Apesar de nunca ter residido num meio rural, sempre tive
família na aldeia, por isso o contacto com este ambiente não me é completamente
estranho, mas não me permito especular sobre o isolamento e o atraso que se
pode sentir nessas condições, muito menos em décadas passadas, onde as tecnologias
triviais de hoje eram uma miragem. Se ainda me lembro de jantar à luz das
velas devido aos constantes apagões em tempos de chuva na década de 80, nem
quero imaginar como seria antes.
Por conseguinte, consigo reconhecer a austeridade e o arcaísmo
de Padre Padrone e associá-los a essas memórias, mas não deixei de ser
surpreendido pela representação do dia-a-dia destes pastores sardenhos, pela
dureza das suas vidas e pelas suas técnicas de combate à monotonia. A pobreza
de uma família que tira o filho da escola primária para cuidar dos rebanhos, a
solidão das incursões prolongadas nas montanhas e a insularidade são realidades
palpáveis e implacáveis.
Gavino é o saco de porrada predilecto do pai, que considera
uma desonra o filho querer estudar e prefere endurecê-lo e educá-lo na sua
profissão, usando métodos como abandoná-lo com as ovelhas à noite ou castigá-lo
por ter medo de uma cobra. Ele cresce e, depois de anos neste marasmo, é
enviado à força pelo pai para o exército, onde aprende a ler e a escrever em
várias línguas e contacta com a música e a electrónica, acabando por decidir
rebelar-se contra o seu destino na terra natal e perseguir uma educação superior.
O feitiço vira-se contra o feiticeiro, de tal forma que esta
história é enquadrada por entrevistas com o autor do livro no qual Padre
Padrone é baseado, ou seja, o verdadeiro Gavino, que acabou por se tornar
escritor. Se estes relatos são verídicos ou ficcionados, se resultam de um
desejo de partilhar experiências ou de expiar frustrações, não sei, o que é
verdade é que os irmãos Taviani não poupam no miserabilismo nem têm qualquer
noção de continuidade e o filme torna-se difícil e aborrecido rapidamente.

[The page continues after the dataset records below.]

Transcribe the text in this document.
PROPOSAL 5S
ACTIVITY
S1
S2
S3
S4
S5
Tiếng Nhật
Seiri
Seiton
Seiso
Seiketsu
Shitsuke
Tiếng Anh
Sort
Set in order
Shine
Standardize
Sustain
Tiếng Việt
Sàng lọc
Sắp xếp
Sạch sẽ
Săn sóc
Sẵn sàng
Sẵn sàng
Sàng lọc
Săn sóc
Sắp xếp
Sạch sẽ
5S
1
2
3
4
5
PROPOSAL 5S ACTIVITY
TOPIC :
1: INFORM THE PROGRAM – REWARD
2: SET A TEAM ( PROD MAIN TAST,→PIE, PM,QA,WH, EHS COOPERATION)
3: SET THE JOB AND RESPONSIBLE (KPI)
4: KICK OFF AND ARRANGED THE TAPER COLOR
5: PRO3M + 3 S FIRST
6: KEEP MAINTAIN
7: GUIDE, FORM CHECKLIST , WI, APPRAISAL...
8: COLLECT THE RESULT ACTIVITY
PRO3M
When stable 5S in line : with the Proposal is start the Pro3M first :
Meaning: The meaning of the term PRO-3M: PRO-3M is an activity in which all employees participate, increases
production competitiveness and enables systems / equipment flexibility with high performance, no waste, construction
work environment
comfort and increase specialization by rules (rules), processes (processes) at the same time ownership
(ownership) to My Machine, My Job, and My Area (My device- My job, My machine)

Para além de uma das cenas mais bizarras de que tenho
memória, em que crianças cometem actos variados de bestialismo, a violência
doméstica é tão incessante que chega a ser injustificável perante as situações
apresentadas, a mãe parece bipolar e o pai podia inspirar alguma indulgência,
mas não, é impossível, de tão desumano e alarve que é. Se calhar, de outra
forma, Padre Padrone não transmitiria tão bem o quão selvagem a Sardenha parece
ser; essa aspereza impressiona, mas as peças não encaixam todas.